Zu den nicht intendierten Folgen der Energiewende gesellt sich die Verdrängung hocheffizienter Kraftwerke. Trianel und die Stadtwerke Bochum nutzten die Stadtwerketagung 2014 in Berlin vor diesem Hintergrund, um die Politik zur Schaffung eines Kapazitätsmarktes für Kraftwerksleistung aufzufordern.
Die Moderne leide darunter, dass die Gewissheit von Rationalität von Entscheidungen immer prekärer werde, belehrt der (Umwelt-)Soziologe Ulrich Beck seit zwei Jahrzehnten die Öffentlichkeit. Insbesondere verschiebe sich das »Verhältnis von intendierten Handlungen/Zielen und nicht intendierten Nebenfolgen in teilweise dramatischer Form«, was besonders an der Umweltverschmutzung und speziell dem Klimawandel sichtbar würde. »Nicht intendierte Nebenfolgen« hat auch die Umweltpolitik zu verzeichnen. Jüngstes Opfer: Die konventionelle Kraftwerkswirtschaft.
Im März lagen der Bundesnetzagentur laut Pressemeldungen offiziell 26 Stillegungsanträge für Kraftwerksblöcke mit einer Leistung von 6,7 GW vor. Auf dem Stadtwerkekongress 2014 in Berlin wusste ein nicht zitiert werden wollender Teilnehmer bereits von 47 Stilllegungsanträgen. Am härtesten trifft es die Betreiber umweltfreundlicher, moderner und teurer Anlagen wie hocheffizienter GuD-Kraftwerke. Deren Effizienzweltrekorde von gestern schützen sie heute nicht vor Stillstand und wirtschaftlichem Totalverlust.

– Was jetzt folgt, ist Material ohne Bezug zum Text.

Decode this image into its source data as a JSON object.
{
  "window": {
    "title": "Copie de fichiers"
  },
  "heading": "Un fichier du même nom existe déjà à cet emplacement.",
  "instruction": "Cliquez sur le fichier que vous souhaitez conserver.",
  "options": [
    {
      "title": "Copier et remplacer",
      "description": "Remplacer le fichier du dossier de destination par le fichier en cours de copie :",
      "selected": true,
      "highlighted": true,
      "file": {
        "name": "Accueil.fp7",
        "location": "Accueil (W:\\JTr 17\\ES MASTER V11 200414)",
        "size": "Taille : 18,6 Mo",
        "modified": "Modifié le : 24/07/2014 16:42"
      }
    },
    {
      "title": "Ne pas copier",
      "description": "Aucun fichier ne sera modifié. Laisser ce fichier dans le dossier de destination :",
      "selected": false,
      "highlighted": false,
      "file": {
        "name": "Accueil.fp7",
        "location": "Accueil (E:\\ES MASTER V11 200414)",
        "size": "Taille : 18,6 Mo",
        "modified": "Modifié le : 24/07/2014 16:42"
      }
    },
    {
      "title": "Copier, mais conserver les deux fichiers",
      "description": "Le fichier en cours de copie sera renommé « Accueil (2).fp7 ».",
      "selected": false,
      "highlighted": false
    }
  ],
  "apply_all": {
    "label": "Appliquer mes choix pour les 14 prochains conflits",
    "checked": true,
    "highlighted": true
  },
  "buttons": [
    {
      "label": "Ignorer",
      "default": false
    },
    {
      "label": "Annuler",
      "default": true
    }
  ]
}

Vor diesem Hintergrund erinnerten das Stadtwerke-Bündnis Trianel und die Stadtwerke Bochum die Politik auf der Euroforum-Stadtwerketagung 2014 an ihre Verantwortung für eine gemeinverträgliche Ausgestaltung des Energiemarktes. »Das Sorgenkind der Energiewirtschaft ist und bleibt die Konventionelle Erzeugung«, sagte Bernd Wilmert, Sprecher der Geschäftsführung der Stadtwerke Bochum Holding GmbH und der Energie- und Wasserversorgung Mittleres Ruhrgebiet (ewmr). Trotz gut behauptetem Kerngeschäft und erfolgreicher Neuaufstellung der Stadtwerke Bochum seien die Verwerfungen an den Energiemärkten durch den schnellen Ausbau der Eneuerbaren nur schwer aufzufangen.
Sven Becker, Sprecher der Geschäftsführung der Stadtwerke-Kooperation Trianel bezeichnete es als absurd, dass die Energiewende durch das jetzige Energiemarktdesign und das Scheitern des Emissionshandels ihr primäres Ziel, den CO2-Ausstoß zu senken, verfehlt: »Trotz des schnellen Zubaus der Erneuerbaren hat sich in den letzten Jahren der CO2-Ausstoß erhöht«, konstatierte Becker.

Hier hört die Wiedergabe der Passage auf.